Les faits survenus a Sidi Bennour ce sont deroulés dans ces maisons divisées en chambres oû cohabitent familles, célibataires et inconnus, liés seulement par la précarité.
Selon l’enquête, une jeune fille vivait avec sa sœur au sein d’une chambre louée avec sa soeur au sein de cette habitation commune.
Un après midi, l’accusé s’est introduit chez elle, et malgré sa résistance l’a agressée sexuellement.
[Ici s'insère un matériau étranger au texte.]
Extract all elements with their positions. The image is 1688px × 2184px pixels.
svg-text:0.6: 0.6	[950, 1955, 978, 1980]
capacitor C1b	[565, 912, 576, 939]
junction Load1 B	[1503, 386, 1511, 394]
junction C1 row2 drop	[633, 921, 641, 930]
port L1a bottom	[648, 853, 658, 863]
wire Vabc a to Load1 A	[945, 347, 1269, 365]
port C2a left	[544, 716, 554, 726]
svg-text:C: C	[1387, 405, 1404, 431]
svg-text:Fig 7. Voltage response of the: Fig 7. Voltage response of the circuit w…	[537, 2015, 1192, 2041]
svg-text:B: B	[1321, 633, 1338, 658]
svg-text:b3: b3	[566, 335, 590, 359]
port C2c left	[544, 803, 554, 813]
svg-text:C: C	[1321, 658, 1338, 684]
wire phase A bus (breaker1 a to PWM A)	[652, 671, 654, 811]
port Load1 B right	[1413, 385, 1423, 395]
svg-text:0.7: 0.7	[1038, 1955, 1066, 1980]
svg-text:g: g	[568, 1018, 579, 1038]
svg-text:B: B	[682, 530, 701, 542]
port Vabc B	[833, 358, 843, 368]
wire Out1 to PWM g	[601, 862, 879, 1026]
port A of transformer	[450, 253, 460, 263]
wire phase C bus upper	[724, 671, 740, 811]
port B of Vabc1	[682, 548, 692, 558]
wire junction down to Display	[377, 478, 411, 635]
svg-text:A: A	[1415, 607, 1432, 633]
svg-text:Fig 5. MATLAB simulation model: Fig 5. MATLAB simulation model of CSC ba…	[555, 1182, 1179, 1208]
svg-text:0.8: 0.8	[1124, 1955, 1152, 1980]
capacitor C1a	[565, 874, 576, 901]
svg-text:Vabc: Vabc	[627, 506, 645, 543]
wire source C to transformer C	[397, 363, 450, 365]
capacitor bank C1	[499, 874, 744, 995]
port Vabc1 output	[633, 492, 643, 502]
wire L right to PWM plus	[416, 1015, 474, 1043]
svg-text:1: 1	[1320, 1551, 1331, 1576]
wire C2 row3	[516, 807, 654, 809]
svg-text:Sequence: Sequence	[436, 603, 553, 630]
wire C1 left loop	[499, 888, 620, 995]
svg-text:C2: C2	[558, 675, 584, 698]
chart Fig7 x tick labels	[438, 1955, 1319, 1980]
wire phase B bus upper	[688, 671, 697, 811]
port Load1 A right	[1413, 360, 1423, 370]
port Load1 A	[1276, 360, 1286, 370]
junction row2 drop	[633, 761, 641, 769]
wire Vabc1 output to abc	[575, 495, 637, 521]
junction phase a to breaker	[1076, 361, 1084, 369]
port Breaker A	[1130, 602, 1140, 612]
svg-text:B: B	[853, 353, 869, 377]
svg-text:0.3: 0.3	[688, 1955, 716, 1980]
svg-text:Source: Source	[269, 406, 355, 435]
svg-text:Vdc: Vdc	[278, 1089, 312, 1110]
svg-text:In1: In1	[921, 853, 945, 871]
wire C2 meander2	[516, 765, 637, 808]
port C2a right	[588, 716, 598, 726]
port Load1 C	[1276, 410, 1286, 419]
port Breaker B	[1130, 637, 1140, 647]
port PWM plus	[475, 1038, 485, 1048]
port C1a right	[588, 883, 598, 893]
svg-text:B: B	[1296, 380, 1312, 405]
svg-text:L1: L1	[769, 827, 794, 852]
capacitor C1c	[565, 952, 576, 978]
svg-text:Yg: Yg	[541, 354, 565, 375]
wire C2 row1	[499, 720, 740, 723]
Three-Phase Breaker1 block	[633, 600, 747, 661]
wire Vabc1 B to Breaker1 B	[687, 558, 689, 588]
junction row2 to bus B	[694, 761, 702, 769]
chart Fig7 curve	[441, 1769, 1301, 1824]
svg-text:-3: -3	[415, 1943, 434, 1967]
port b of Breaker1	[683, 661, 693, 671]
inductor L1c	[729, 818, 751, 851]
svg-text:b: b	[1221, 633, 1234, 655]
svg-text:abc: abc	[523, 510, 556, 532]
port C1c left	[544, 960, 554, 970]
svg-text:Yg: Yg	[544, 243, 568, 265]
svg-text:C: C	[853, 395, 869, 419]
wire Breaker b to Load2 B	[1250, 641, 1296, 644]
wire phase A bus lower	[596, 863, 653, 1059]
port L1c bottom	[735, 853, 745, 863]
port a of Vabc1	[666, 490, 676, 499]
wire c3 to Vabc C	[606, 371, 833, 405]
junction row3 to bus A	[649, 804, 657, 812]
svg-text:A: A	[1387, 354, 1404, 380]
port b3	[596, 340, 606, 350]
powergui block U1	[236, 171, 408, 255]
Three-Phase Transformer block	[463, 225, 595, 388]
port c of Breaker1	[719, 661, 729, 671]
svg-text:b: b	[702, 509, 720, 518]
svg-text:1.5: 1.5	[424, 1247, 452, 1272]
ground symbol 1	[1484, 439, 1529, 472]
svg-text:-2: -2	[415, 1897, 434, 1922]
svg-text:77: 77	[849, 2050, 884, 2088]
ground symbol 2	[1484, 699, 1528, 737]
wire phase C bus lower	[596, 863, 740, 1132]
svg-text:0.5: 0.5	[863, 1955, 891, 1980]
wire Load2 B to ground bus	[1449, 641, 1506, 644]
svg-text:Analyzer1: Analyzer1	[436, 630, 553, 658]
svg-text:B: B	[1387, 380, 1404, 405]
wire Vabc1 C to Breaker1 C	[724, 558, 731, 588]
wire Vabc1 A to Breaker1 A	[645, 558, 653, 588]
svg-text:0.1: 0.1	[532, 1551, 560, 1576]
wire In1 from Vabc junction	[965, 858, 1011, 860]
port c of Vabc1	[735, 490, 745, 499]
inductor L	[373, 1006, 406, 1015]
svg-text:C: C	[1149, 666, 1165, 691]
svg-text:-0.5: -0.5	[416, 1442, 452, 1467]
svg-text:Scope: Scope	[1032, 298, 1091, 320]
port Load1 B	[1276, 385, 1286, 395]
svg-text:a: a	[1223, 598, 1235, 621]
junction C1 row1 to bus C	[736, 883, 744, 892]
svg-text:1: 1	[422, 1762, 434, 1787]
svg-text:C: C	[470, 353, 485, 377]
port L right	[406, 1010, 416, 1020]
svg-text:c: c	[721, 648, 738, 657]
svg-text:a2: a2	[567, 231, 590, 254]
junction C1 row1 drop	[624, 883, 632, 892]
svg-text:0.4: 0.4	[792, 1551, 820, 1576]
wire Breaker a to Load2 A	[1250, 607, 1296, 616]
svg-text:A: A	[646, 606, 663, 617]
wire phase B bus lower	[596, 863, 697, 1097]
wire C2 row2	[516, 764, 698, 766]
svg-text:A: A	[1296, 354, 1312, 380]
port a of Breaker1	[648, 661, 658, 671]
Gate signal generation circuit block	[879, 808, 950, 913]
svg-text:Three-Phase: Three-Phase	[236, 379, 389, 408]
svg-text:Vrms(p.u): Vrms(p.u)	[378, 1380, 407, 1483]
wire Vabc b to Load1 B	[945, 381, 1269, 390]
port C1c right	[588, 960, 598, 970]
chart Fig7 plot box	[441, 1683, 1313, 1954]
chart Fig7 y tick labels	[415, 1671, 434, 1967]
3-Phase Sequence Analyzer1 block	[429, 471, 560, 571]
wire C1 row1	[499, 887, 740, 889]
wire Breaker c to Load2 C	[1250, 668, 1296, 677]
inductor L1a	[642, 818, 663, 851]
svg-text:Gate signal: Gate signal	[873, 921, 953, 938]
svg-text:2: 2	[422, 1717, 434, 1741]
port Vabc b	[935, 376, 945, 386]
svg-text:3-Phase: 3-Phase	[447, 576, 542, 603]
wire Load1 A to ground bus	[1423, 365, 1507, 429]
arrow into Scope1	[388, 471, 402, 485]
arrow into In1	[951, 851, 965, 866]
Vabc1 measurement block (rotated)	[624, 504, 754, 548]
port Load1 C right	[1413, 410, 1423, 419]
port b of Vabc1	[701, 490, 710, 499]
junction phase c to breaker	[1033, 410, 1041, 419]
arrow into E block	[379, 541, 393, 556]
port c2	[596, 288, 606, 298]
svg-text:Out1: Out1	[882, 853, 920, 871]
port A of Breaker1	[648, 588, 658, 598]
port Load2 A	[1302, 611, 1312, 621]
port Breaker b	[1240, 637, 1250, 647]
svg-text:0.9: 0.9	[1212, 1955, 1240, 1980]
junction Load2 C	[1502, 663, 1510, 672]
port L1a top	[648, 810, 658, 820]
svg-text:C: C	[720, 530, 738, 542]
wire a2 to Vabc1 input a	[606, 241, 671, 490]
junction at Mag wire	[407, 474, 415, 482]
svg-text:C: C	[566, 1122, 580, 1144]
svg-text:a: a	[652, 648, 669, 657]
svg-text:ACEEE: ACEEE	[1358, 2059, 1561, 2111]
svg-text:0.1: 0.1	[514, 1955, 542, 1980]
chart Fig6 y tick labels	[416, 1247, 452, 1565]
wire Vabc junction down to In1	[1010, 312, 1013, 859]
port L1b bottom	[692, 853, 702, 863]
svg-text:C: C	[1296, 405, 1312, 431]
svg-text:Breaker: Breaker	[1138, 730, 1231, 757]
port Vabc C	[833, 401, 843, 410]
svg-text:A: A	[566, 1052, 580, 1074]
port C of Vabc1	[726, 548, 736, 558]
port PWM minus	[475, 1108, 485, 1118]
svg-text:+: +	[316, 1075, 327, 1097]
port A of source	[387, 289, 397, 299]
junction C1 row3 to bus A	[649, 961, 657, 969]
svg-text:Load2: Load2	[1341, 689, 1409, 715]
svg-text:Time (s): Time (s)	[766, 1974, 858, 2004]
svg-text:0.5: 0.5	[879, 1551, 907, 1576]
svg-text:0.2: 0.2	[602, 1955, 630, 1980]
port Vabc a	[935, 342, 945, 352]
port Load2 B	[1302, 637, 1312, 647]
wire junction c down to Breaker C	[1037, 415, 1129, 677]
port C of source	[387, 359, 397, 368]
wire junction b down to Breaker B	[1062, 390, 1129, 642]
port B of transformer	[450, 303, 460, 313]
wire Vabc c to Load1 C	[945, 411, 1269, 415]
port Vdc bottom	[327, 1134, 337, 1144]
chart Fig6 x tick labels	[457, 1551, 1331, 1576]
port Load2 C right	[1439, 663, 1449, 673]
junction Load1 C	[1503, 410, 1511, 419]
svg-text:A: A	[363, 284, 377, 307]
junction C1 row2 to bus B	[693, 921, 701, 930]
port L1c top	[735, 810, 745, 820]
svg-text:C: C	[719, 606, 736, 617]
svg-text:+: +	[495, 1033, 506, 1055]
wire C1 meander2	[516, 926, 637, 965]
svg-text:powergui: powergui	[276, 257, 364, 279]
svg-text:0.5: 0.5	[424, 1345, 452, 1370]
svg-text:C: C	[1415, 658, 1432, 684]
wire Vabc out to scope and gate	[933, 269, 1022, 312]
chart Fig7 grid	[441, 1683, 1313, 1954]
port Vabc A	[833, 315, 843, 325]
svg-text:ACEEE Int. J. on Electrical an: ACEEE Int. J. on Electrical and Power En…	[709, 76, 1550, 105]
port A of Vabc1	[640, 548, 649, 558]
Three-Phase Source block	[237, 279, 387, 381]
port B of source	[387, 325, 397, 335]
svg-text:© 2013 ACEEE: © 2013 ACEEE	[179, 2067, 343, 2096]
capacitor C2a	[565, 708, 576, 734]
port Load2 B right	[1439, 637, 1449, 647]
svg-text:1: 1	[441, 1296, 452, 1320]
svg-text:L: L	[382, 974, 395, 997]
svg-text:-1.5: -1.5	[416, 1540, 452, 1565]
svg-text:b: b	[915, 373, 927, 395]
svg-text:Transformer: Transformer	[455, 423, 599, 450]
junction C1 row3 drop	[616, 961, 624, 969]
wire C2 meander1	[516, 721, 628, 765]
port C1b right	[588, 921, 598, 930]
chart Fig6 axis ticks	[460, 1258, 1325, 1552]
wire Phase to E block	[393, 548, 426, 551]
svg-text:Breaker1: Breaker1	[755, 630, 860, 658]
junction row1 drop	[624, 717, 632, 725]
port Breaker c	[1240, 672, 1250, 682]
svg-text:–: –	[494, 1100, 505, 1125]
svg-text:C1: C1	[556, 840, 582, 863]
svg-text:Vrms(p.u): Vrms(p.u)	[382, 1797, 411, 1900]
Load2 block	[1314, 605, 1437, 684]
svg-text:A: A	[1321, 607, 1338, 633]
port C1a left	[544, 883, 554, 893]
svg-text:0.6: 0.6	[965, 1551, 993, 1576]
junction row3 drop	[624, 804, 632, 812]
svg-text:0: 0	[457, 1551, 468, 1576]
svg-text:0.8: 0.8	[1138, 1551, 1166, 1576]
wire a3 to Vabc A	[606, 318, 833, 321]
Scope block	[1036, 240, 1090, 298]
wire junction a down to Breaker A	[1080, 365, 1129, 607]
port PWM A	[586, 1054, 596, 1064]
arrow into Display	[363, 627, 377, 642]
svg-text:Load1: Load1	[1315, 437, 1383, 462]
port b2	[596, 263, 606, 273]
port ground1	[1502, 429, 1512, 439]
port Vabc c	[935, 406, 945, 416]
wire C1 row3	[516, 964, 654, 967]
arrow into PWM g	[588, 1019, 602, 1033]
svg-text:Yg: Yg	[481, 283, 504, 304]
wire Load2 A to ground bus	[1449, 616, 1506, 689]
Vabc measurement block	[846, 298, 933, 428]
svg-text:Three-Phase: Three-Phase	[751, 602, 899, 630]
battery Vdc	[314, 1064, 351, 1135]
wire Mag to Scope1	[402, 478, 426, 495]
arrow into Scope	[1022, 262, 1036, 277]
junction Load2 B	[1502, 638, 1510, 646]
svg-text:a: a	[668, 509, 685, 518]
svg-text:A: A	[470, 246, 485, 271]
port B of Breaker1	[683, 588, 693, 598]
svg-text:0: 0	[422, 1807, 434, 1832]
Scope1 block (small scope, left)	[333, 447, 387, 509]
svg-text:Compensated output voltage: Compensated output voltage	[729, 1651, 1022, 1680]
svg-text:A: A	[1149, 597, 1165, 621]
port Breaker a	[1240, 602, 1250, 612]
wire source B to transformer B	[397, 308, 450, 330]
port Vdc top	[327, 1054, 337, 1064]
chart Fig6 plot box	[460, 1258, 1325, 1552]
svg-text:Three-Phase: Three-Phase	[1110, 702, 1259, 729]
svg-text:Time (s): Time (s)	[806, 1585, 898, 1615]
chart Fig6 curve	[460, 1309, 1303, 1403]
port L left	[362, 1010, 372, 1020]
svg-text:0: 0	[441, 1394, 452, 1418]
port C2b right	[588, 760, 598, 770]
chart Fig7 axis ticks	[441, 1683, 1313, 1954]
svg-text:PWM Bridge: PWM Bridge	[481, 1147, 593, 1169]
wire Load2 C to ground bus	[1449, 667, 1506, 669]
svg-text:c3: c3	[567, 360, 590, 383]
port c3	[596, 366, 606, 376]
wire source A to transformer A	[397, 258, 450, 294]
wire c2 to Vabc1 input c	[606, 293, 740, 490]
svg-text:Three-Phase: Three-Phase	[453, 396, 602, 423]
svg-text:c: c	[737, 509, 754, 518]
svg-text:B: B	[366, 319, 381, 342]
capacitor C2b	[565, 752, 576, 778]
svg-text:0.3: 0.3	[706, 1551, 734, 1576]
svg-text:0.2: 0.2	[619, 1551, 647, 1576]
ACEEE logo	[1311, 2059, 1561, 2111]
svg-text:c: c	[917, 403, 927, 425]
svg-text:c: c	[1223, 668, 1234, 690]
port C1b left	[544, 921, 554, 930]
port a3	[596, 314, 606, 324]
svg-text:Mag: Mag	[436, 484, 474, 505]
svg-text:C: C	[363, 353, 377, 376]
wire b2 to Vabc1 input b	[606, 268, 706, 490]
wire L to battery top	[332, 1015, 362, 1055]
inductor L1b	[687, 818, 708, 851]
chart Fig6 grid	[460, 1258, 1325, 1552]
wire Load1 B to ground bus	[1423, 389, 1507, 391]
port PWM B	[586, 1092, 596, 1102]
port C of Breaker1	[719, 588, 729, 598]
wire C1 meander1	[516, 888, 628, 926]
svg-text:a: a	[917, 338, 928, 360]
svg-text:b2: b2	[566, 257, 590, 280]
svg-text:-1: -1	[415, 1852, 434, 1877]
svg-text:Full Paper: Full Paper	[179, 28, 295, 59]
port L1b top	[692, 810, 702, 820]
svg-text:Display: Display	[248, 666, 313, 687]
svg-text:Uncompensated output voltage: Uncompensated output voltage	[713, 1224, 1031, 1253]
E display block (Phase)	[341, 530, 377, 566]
Arrêté peu aprés par la police judiciaire, l’homme a d’abord nié avant d’avouer face aux preuves et au témoignage accablant de la victime.
Mais derriere ce crime, se cache une réalité sociale bien plus vaste: celle de ces lieux oû la pauvreté contraint des femmes, des enfants, des étudiants à partager, cuisines, toilettes et …angoisses avec des inconnus.
Des espaces sans intimité ou la proximité devient une menace, ou le danger rôde derriere chaque porte, oû des personnes refoulées, frustrées,, dangereux…guettent la moindre faille
Car dans ces lieux ou toute se partage: couloir, cuisine, toilette, il suffit d’un regard mal Sainte ou d’une porte mal fermée pour que l’innocence bascule dans l’horreur.
À El-Jadida, comme ailleurs, ces drames rappellent que la pauvreté n’est pas seulement matérielle, elle est aussi sociale, morale et sécuritaire. Derriere chaque mur décrépit, il y a une histoire, une détresse une vie fragile…Et que tant que ces espaces continueront d’abriter des inconnus contraints à cohabiter sans protection ni contrôle, d’autres drames surgiront encore dans le silence et …l’indifférence.